Zulhas menyebut harga telur di Pasar Palmerah berada di kisaran Rp27 ribu per kilogram (kg), lebih rendah dari harga eceran tertinggi (HET) sekitar Rp30 ribu per kg. Sementara di tingkat peternak, harga bahkan turun hingga sekitar Rp20 ribu per kg dari kondisi normal sekitar Rp23 ribu per kg.
“Pasokannya banyak, permintaannya sedikit, kita minta BGN pakai telur dua hari (dalam satu minggu),” ujarnya.
Menurut dia, pemerintah perlu menjaga keseimbangan harga agar tetap terjangkau bagi konsumen namun tidak merugikan peternak.
“HET itu konsumen enggak terlalu berat, tapi peternaknya enggak tutup. Kalau terlalu murah peternaknya tutup,” ucapnya.
Dalam kunjungan tersebut, Zulhas juga menghubungi Kepala BGN Dadan Hindayana untuk mendorong penambahan penggunaan telur dalam menu MBG.

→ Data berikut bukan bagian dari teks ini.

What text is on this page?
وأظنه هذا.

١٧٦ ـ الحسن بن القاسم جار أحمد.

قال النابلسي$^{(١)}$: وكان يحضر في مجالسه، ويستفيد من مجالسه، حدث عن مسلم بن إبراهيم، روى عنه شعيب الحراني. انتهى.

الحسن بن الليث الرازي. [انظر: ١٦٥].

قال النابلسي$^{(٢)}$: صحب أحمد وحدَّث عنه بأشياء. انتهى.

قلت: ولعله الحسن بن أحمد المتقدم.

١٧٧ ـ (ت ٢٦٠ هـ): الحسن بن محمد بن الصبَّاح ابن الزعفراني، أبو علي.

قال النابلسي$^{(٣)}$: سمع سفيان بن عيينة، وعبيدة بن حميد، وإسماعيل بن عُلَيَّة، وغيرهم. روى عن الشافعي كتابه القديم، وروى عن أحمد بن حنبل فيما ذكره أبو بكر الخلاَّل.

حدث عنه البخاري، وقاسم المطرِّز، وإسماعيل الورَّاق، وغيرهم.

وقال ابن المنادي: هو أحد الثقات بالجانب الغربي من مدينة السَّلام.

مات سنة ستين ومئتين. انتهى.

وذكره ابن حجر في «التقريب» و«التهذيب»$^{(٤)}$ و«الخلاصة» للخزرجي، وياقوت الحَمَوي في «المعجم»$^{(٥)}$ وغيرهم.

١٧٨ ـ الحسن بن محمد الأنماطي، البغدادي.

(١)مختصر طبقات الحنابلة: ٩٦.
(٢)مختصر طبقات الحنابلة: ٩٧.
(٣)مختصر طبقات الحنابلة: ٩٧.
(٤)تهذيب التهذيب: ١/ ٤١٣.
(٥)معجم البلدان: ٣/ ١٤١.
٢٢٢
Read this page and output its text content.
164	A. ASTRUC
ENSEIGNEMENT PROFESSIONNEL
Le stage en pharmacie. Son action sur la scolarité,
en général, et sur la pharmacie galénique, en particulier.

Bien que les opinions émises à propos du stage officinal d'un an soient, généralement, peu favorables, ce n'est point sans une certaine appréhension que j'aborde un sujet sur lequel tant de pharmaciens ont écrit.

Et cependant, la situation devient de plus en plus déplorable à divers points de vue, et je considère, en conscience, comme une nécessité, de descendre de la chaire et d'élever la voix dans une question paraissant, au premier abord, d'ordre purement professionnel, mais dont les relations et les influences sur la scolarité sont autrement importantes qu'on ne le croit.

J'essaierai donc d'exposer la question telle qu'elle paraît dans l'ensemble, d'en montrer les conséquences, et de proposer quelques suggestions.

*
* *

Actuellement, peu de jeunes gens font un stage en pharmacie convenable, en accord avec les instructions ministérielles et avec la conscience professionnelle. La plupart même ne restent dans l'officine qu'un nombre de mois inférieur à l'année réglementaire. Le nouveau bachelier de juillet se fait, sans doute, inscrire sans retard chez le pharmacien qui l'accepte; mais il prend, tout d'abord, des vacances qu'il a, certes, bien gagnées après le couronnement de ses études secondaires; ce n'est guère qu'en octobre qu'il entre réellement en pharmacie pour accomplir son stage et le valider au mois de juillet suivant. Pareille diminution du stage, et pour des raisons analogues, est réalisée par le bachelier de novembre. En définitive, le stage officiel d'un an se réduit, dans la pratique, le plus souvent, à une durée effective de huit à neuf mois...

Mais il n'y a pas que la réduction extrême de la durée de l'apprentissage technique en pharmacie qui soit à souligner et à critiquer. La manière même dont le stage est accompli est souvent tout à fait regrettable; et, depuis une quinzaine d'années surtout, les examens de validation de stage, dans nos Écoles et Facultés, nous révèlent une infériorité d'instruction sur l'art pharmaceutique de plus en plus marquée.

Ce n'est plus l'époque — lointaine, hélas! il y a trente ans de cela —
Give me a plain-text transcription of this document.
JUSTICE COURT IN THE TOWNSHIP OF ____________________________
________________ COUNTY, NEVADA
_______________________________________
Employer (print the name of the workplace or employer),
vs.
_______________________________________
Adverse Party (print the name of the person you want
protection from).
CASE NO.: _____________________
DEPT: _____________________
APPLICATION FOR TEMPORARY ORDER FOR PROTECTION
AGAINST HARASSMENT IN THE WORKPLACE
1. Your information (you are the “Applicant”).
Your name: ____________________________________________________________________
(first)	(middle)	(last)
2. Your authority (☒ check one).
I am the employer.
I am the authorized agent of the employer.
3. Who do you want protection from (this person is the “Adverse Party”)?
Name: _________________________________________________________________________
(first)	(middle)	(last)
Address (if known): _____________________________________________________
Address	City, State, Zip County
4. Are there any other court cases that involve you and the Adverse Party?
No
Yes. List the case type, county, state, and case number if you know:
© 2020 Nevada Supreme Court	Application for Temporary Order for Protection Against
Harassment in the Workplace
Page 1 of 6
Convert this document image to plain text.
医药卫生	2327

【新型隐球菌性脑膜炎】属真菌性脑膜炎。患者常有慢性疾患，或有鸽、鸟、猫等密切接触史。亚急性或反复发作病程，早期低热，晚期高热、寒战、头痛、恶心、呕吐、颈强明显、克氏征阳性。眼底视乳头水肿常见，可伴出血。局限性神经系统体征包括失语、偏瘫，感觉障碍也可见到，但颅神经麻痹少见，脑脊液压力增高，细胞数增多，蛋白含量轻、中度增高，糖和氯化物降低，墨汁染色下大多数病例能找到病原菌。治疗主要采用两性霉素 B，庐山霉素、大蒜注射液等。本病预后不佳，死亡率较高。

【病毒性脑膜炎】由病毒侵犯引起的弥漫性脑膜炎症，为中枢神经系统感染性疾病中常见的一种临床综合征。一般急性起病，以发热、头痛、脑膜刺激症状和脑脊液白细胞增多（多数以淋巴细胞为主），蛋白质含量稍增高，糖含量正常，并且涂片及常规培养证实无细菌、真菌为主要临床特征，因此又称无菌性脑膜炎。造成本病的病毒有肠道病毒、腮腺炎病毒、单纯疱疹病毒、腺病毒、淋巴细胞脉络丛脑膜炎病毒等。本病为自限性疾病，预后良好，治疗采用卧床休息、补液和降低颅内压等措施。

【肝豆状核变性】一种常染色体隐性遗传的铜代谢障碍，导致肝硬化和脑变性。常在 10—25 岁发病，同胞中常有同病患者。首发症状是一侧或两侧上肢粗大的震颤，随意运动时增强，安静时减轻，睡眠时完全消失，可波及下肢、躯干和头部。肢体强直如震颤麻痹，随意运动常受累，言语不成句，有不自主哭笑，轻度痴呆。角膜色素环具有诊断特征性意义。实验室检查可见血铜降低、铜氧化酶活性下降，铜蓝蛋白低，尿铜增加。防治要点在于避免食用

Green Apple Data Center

“Pak Dadan, ini harga telur di bawah HET. Ada permohonan dari para peternak petelur, BGN beberapa hari ini pakai telur dulu pak, agar peternak petelurnya bisa tersenyum," ujarnya saat melakukan panggilan telepon.
Ia menambahkan, penyerapan telur melalui program MBG dinilai dapat membantu menstabilkan pasar dalam waktu singkat.
“Kalau seminggu ini dua (hari menggunakan telur), minggu depan sudah stabil,” kata Zulhas.
Berdasarkan data Sistem Pemantauan Pasar dan Kebutuhan Pokok (SP2KP) Kementerian Perdagangan pada 12 Mei 2026, harga rata-rata nasional telur ayam ras tercatat Rp28.354 per kg atau turun 0,18 persen dibanding hari sebelumnya.
Pemerintah sebelumnya menyebut program MBG sebagai salah satu instrumen untuk memperkuat konsumsi pangan domestik sekaligus menyerap hasil produksi peternakan dalam negeri.